MPRJ obtém na justiça bloqueio de Riverton Mussi, ex-prefeito de Macaé

A decisão, proferida em sede de tutela de urgência pelo juiz Leonardo Hostalácio Notini, determinou a indisponibilidade dos bens do ex-prefeito de Macaé


O Debate

O Ministério Público do Estado do Rio de Janeiro (MPRJ) obteve na Justiça, no último dia 8, decisão favorável na Ação Civil Pública (ACP) ajuizada por meio da 2ª Promotoria de Justiça de Tutela Coletiva do Núcleo de Macaé, em virtude da prática de atos de improbidade administrativa. A decisão, proferida em sede de tutela de urgência pelo juiz Leonardo Hostalácio Notini, determinou a indisponibilidade dos bens do ex-prefeito de Macaé, Riverton Mussi Ramos, e dos demais réus - o Moto Clube de Macaé e seu presidente, Ailton de Carvalho Mendes - no equivalente ao valor de R$1.331.088,46, a fim de garantir o integral ressarcimento dos danos causados pelos citados ao patrimônio público.
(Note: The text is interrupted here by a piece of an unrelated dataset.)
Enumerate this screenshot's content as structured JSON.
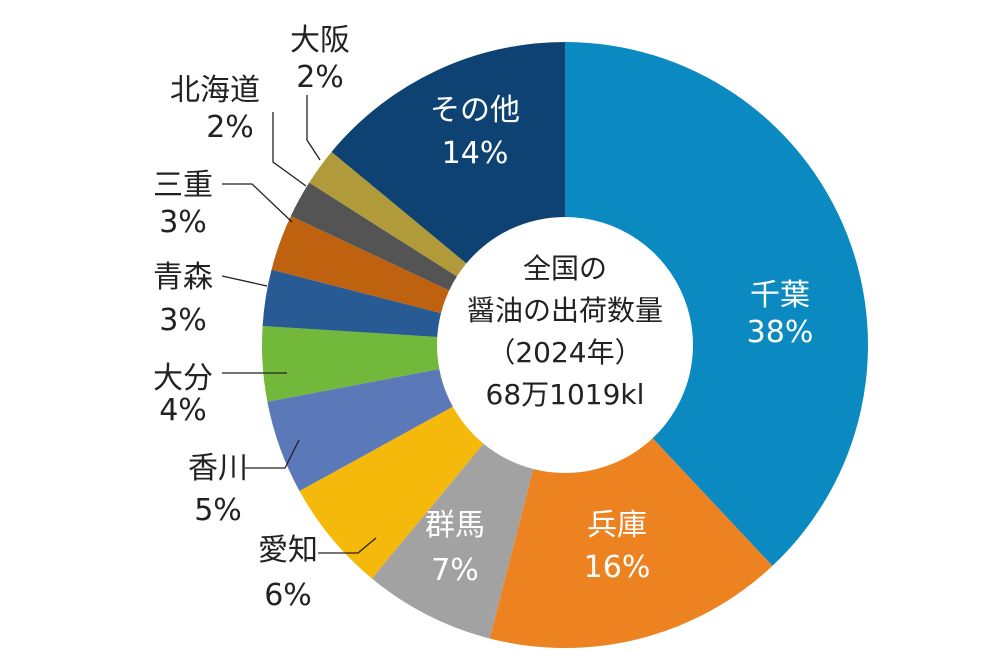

Ex-prefeito de Macaé, Riverton Mussi Ramos

A ACP foi ajuizada em virtude da concessão, por parte da prefeitura e com a utilização de recursos públicos, de ajuda financeira ao Moto Clube de Macaé, uma entidade privada, no período de 2007 a 2010, no valor mencionado na decisão judicial. Alega o MPRJ que a operação não foi precedida de manifestação ou justificativa quanto à escolha do beneficiário ou razões pelas quais o repasse atenderia aos interesses públicos, que não houve comprovação do efetivo uso das verbas recebidas e, por fim, que o Tribunal de Contas do Estado do Rio de Janeiro (TCE - RJ) concluiu em auditoria que o auxílio não foi amparado em fundamentação legal hábil.

A decisão proferida informa que foi formalmente solicitado o bloqueio online dos valores depositados nas contas dos réus, até o limite do dano indicado na inicial, assim como, no sistema próprio do Conselho Nacional de Justiça, a indisponibilidade de bens imóveis. Também foi requisitado ao sistema Renajud (Restrições Judiciais Sobre Veículos Automotores) a relação dos bens registrados em nome dos réus, para a devida restrição dos mesmos. Aos réus foi concedido o prazo de 15 dias para manifestação, a contar do recebimento da notificação da decisão judicial.